Один из этих бриллиантиков опустился на цветок. Туманная оболочка рассеялась. Сложились крылышки, и Морель увидел маленькую невзрачную птичку с единственным ярким пятном на оперении. Колибри! Но и после того как тайна раскрылась, Морель еще долго не мог оторвать глаз от воздушного танца пернатых балерин.
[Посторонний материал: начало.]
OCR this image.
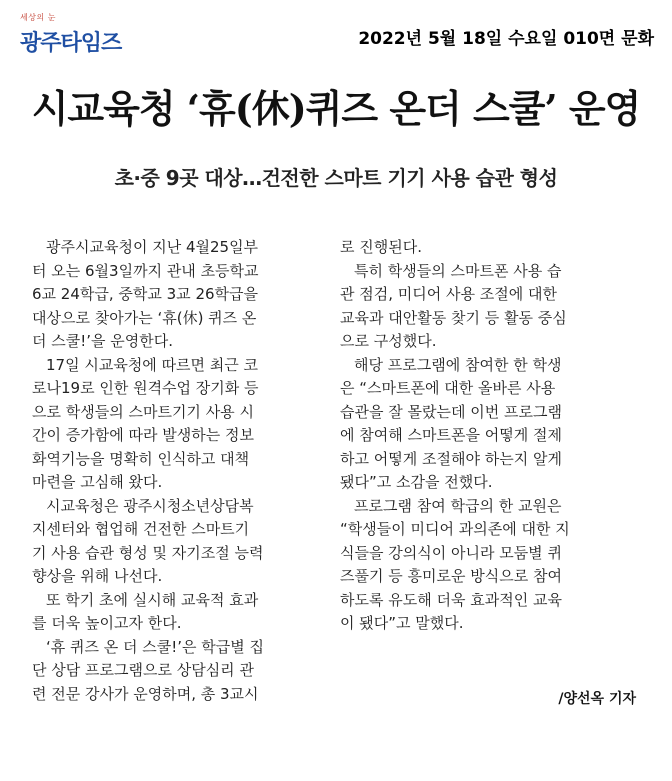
세상의 눈
광주타임즈	2022년 5월 18일 수요일 010면 문화
시교육청 ‘휴(休)퀴즈 온더 스쿨’ 운영
초·중 9곳 대상…건전한 스마트 기기 사용 습관 형성
광주시교육청이 지난 4월25일부
터 오는 6월3일까지 관내 초등학교
6교 24학급, 중학교 3교 26학급을
대상으로 찾아가는 ‘휴(休) 퀴즈 온
더 스쿨!’을 운영한다.
17일 시교육청에 따르면 최근 코
로나19로 인한 원격수업 장기화 등
으로 학생들의 스마트기기 사용 시
간이 증가함에 따라 발생하는 정보
화역기능을 명확히 인식하고 대책
마련을 고심해 왔다.
시교육청은 광주시청소년상담복
지센터와 협업해 건전한 스마트기
기 사용 습관 형성 및 자기조절 능력
향상을 위해 나선다.
또 학기 초에 실시해 교육적 효과
를 더욱 높이고자 한다.
‘휴 퀴즈 온 더 스쿨!’은 학급별 집
단 상담 프로그램으로 상담심리 관
련 전문 강사가 운영하며, 총 3교시
로 진행된다.
특히 학생들의 스마트폰 사용 습
관 점검, 미디어 사용 조절에 대한
교육과 대안활동 찾기 등 활동 중심
으로 구성했다.
해당 프로그램에 참여한 한 학생
은 “스마트폰에 대한 올바른 사용
습관을 잘 몰랐는데 이번 프로그램
에 참여해 스마트폰을 어떻게 절제
하고 어떻게 조절해야 하는지 알게
됐다”고 소감을 전했다.
프로그램 참여 학급의 한 교원은
“학생들이 미디어 과의존에 대한 지
식들을 강의식이 아니라 모둠별 퀴
즈풀기 등 흥미로운 방식으로 참여
하도록 유도해 더욱 효과적인 교육
이 됐다”고 말했다.
/양선옥 기자
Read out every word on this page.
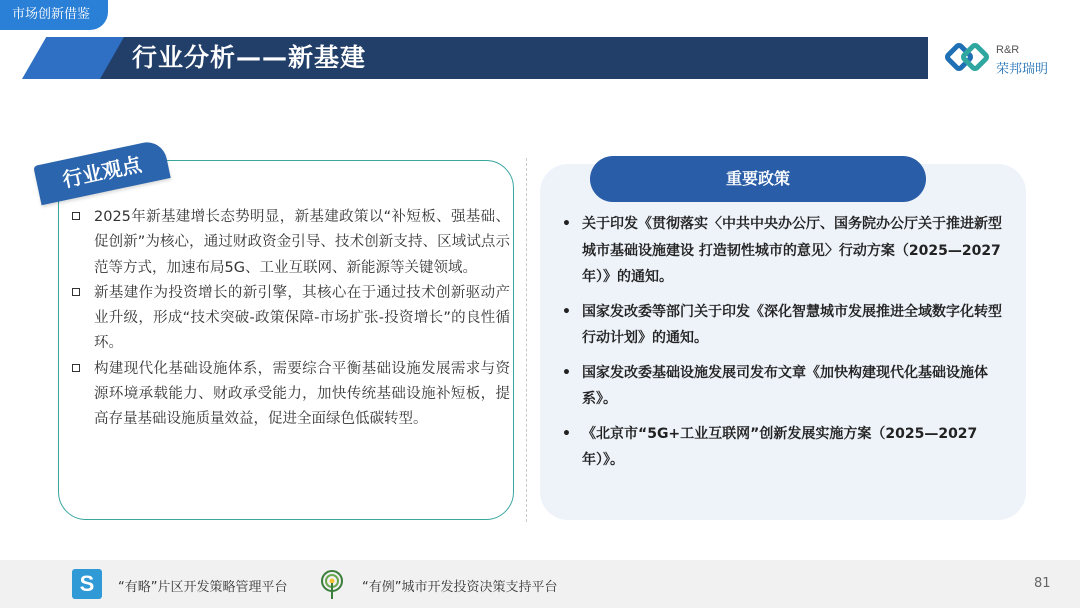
市场创新借鉴
行业分析——新基建	R&R
荣邦瑞明
行业观点
2025年新基建增长态势明显，新基建政策以“补短板、强基础、促创新”为核心，通过财政资金引导、技术创新支持、区域试点示范等方式，加速布局5G、工业互联网、新能源等关键领域。
新基建作为投资增长的新引擎，其核心在于通过技术创新驱动产业升级，形成“技术突破-政策保障-市场扩张-投资增长”的良性循环。
构建现代化基础设施体系，需要综合平衡基础设施发展需求与资源环境承载能力、财政承受能力，加快传统基础设施补短板，提高存量基础设施质量效益，促进全面绿色低碳转型。
重要政策
• 关于印发《贯彻落实〈中共中央办公厅、国务院办公厅关于推进新型城市基础设施建设 打造韧性城市的意见〉行动方案（2025—2027年）》的通知。
• 国家发改委等部门关于印发《深化智慧城市发展推进全域数字化转型行动计划》的通知。
• 国家发改委基础设施发展司发布文章《加快构建现代化基础设施体系》。
• 《北京市“5G+工业互联网”创新发展实施方案（2025—2027年）》。
S	“有略”片区开发策略管理平台	“有例”城市开发投资决策支持平台	81
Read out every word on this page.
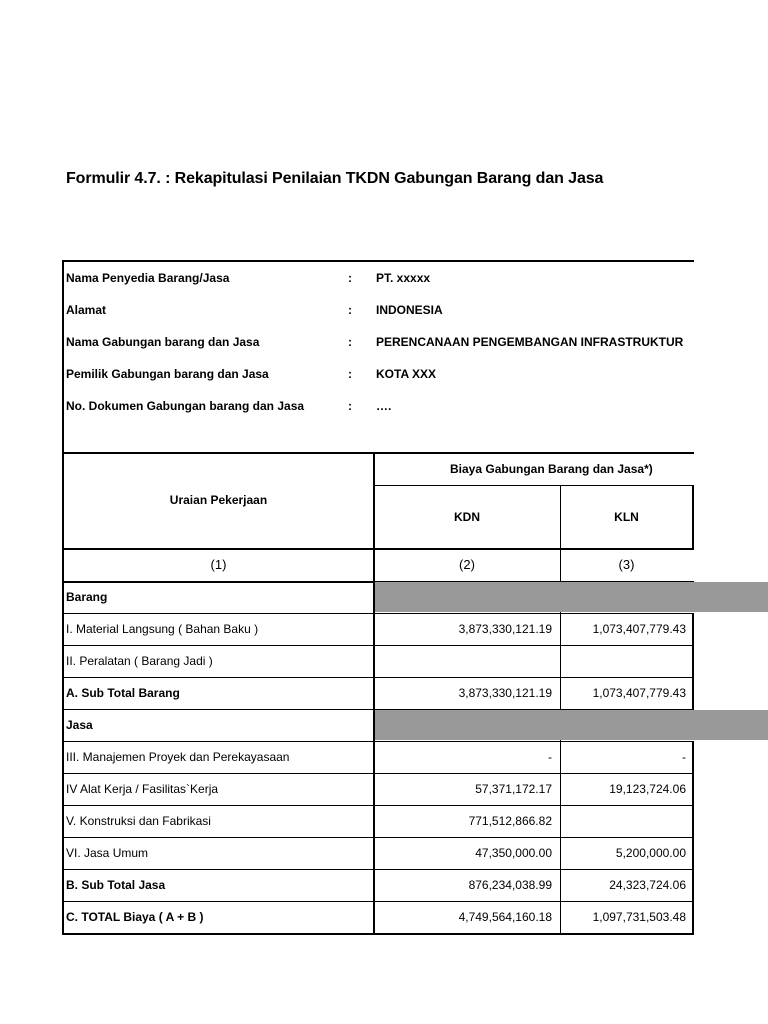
Formulir 4.7. : Rekapitulasi Penilaian TKDN Gabungan Barang dan Jasa
Nama Penyedia Barang/Jasa	: PT. xxxxx
Alamat	: INDONESIA
Nama Gabungan barang dan Jasa	: PERENCANAAN PENGEMBANGAN INFRASTRUKTUR
Pemilik Gabungan barang dan Jasa	: KOTA XXX
No. Dokumen Gabungan barang dan Jasa	: ….
Biaya Gabungan Barang dan Jasa*)
Uraian Pekerjaan
KDN	KLN
(1)	(2)	(3)
Barang
I. Material Langsung ( Bahan Baku )	3,873,330,121.19	1,073,407,779.43
II. Peralatan ( Barang Jadi )
A. Sub Total Barang	3,873,330,121.19	1,073,407,779.43
Jasa
III. Manajemen Proyek dan Perekayasaan	-	-
IV Alat Kerja / Fasilitas`Kerja	57,371,172.17	19,123,724.06
V. Konstruksi dan Fabrikasi	771,512,866.82
VI. Jasa Umum	47,350,000.00	5,200,000.00
B. Sub Total Jasa	876,234,038.99	24,323,724.06
C. TOTAL Biaya ( A + B )	4,749,564,160.18	1,097,731,503.48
Однако проза жизни уже настойчиво стучалась в дверь. Морель почувствовал, что все тело его зудит. Он посмотрел на руки и увидал, что они искусаны москитами, а в кожу впились мелкие красные клещи. Это вернуло Мореля к действительности.

Не только завтрак, но и обед давно были пропущены. Надо было спешить к своим, пока совершенно не стемнело. Морель почувствовал острый приступ голода и вспомнил о вкусных блюдах, которые обещал сегодня изготовить их повар (он же носильщик) негр Джим. Морель поднялся, потянулся и, посмотрев на солнце, пошел вверх по ручью. Он дошел до того места, где сражался со страшным пауком, и нашел брошенный сачок. Подняв его, Морель стал соображать, куда идти. После некоторого размышления он повернул налево и углубился в чащу леса. Здесь было уже почти темно. Только кое-где сумеречный свет проникал сверху, освещая змееобразные лианы. Вдруг словно неведомое существо погасило этот последний слабый свет. Ночь на экваторе наступает внезапно. Мореля окружила густая темнота. Он сделал несколько шагов и упал.

«Придется ночевать в лесу, — подумал он. — И хоть бы кусочек хлеба!..»

Испарения усиливались. Тропическое солнце нагрело за день исполинский котел Амазонки, наполненный душистыми травами, пряно пахнущими смолистыми и эфирными деревьями и болотными цветами, и теперь Морель дышал густым паром этой гигантской парфюмерной фабрики.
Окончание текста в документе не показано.